A Rhetorical Question about the Fukushima 50
March 17, 2011
DAVID LEE MUNDY writes:
I wonder how many of the Fukushima 50, those risking their lives at the breached nuclear facility, are women?
Peter S. writes:
The apparent answer is none of them.
— Comments —
Joyce writes:
From The Daily Record, UK:
“One woman worker, Michiko Otsuki, spoke up for her “silent” colleagues at Tepco. She wrote in a blog: “The staff of Tepco have refused to flee and continue to work even at the peril of their own lives. Please stop attacking us.
“In the midst of the tsunami alarm (last Friday), at 3 a.m. in the night when we couldn’t even see where we going, we carried on working to restore the reactors from where we were, right by the sea, with the realisation that this could be certain death.
“The machine that cools the reactor is just by the ocean and it was wrecked by the tsunami. Everyone worked desperately to try and restore it.
“Fighting fatigue and empty stomachs, we dragged ourselves back to work.”

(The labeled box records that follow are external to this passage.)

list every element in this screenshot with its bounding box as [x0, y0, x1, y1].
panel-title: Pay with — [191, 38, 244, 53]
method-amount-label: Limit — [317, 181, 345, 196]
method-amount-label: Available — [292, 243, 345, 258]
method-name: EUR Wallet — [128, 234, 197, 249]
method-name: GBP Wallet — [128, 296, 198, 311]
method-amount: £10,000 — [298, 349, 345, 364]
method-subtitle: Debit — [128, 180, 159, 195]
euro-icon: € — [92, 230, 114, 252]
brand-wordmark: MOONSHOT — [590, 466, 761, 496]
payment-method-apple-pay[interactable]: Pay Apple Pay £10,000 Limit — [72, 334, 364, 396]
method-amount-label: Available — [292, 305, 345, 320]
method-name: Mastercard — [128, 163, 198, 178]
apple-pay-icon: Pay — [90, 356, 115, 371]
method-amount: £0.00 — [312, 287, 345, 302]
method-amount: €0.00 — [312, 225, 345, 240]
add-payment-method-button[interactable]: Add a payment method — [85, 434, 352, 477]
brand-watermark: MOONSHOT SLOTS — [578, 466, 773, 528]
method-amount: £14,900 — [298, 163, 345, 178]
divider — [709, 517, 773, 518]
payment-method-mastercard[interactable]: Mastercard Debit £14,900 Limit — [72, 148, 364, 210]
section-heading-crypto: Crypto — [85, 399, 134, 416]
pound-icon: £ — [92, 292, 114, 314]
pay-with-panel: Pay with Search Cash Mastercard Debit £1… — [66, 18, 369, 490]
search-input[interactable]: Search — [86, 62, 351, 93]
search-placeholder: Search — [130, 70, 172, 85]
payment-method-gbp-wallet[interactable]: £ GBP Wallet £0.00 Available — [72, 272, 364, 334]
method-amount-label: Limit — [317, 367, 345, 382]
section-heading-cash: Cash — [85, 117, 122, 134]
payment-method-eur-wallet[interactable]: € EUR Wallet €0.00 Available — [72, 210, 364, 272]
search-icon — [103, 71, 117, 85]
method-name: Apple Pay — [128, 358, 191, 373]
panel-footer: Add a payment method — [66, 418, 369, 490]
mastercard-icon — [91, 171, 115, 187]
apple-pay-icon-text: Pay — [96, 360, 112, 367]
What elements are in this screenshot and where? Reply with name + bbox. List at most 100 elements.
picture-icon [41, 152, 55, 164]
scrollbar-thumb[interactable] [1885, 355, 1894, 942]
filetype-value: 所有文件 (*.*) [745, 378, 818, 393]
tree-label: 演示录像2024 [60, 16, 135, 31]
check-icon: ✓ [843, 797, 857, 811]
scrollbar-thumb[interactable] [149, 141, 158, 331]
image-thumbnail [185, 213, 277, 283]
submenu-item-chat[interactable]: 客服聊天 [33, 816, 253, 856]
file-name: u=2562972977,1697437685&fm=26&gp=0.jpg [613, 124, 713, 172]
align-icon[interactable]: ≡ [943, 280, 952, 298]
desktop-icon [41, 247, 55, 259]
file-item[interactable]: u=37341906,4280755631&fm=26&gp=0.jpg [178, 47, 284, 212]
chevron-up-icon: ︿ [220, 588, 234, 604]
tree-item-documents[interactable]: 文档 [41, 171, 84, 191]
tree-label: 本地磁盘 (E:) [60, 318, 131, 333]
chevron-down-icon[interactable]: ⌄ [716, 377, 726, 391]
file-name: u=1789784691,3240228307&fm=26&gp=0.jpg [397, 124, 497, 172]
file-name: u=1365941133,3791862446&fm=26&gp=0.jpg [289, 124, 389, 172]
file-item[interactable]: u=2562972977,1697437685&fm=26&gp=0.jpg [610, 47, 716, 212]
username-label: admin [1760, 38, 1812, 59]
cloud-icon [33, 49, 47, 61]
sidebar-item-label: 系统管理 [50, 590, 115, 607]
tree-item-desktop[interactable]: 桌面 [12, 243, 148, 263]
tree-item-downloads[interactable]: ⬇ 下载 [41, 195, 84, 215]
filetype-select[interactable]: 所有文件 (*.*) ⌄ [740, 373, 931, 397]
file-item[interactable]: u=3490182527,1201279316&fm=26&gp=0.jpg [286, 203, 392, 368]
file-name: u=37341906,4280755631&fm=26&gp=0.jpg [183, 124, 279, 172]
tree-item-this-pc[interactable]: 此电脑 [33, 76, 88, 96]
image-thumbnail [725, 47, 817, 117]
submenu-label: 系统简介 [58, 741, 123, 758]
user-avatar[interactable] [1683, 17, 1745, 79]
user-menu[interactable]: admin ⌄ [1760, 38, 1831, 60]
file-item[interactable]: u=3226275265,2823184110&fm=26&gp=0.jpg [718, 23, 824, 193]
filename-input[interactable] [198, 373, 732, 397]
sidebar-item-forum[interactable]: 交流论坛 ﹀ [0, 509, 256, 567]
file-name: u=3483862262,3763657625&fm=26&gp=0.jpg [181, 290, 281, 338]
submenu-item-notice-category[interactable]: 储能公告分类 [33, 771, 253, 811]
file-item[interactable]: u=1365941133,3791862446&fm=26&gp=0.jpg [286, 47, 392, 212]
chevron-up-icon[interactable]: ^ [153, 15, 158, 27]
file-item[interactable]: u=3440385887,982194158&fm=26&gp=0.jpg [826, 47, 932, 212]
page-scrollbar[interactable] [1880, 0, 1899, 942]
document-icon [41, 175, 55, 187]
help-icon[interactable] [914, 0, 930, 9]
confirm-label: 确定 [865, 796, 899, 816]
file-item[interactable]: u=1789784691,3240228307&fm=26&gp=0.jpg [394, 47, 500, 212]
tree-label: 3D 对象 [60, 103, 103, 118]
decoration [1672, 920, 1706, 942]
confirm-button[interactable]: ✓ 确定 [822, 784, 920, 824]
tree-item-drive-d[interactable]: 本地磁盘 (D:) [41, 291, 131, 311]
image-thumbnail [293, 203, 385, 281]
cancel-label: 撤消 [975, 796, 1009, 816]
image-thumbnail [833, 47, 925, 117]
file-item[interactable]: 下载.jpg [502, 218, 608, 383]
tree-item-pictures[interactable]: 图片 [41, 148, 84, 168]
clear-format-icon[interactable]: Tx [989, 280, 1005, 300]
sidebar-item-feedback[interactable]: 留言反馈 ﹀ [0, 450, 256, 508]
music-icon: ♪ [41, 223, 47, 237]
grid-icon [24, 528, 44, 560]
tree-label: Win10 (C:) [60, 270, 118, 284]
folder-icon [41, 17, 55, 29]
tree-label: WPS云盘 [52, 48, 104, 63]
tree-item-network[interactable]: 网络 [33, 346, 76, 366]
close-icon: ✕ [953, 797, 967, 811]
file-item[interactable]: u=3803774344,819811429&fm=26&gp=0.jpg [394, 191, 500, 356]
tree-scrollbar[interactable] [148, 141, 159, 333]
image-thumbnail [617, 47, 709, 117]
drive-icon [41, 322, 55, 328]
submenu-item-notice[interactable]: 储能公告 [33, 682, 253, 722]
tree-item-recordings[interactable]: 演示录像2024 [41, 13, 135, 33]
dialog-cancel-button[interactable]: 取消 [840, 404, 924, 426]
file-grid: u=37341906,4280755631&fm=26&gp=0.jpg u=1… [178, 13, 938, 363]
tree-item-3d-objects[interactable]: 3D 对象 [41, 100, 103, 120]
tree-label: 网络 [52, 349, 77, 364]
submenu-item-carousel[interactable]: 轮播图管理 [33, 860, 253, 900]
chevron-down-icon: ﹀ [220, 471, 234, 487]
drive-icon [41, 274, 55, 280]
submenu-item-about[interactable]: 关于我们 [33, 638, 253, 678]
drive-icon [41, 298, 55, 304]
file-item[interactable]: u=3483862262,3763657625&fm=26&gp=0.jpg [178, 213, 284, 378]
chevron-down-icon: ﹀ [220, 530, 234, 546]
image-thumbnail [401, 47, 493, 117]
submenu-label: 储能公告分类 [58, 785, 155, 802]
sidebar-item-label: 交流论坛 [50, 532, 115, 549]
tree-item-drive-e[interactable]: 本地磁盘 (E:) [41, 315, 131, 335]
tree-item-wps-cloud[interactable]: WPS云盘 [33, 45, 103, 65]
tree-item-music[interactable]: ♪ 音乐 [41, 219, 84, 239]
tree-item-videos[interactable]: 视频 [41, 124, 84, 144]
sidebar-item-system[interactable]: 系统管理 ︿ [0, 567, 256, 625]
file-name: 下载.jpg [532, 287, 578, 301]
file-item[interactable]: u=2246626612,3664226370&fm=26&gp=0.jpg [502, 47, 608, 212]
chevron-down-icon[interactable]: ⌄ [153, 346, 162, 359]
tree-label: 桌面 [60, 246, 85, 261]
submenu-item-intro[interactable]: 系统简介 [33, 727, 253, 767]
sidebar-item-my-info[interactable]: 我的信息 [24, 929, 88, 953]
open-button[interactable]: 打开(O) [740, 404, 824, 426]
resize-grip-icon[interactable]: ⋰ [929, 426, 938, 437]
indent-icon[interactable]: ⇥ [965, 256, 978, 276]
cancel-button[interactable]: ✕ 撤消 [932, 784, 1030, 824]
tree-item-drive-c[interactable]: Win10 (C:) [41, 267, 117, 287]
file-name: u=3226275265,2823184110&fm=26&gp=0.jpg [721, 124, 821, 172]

David Mundy and Peter S. seem to have spoken too soon about the lack of women workers at Fukushima willing to sacrifice their lives for the good of others.
Laura writes:
I don’t think women working at nuclear plants would be more likely to flee. I do think they would be less likely to be among those handling many days of grueling stress and highly complex mechanical work to fix a reactor.
Peter S. writes:
Without wishing to belabor the matter, it doesn’t appear that the quote above implies what the poster intends. An article from today’s Daily Mail, Courage of the Fukushima Fifty, which I recommend for its portrayal of deliberate courage and resolve in the face of mortally threatening crisis and which includes the excerpted quote above, specifies that the “Fukushima Fifty” – in fact a group of roughly 200 individuals working in shifts of 50 each – appears to be predominantly comprised of older male volunteers. It is possible that there are women among them – definitive information on their identities appears to be lacking in the press – but that even if there were, it would be unlikely that they would form more than a small minority. No doubt more information on the identity of these volunteers will be made available in time. In either case, the gravamen of the point raised by the original poster would hardly be altered. What is clear is that the female plant worker referenced in the quote above is not one of the “Fukushima Fifty” for the simple reason that, according to the Daily Mail’s article, she has “since sought safety” (another source indicates she was “evacuated from Fukushima No. 1 (Daiichi) on Monday”); this does not, of course, negate what danger she may have faced or courage she may have shown.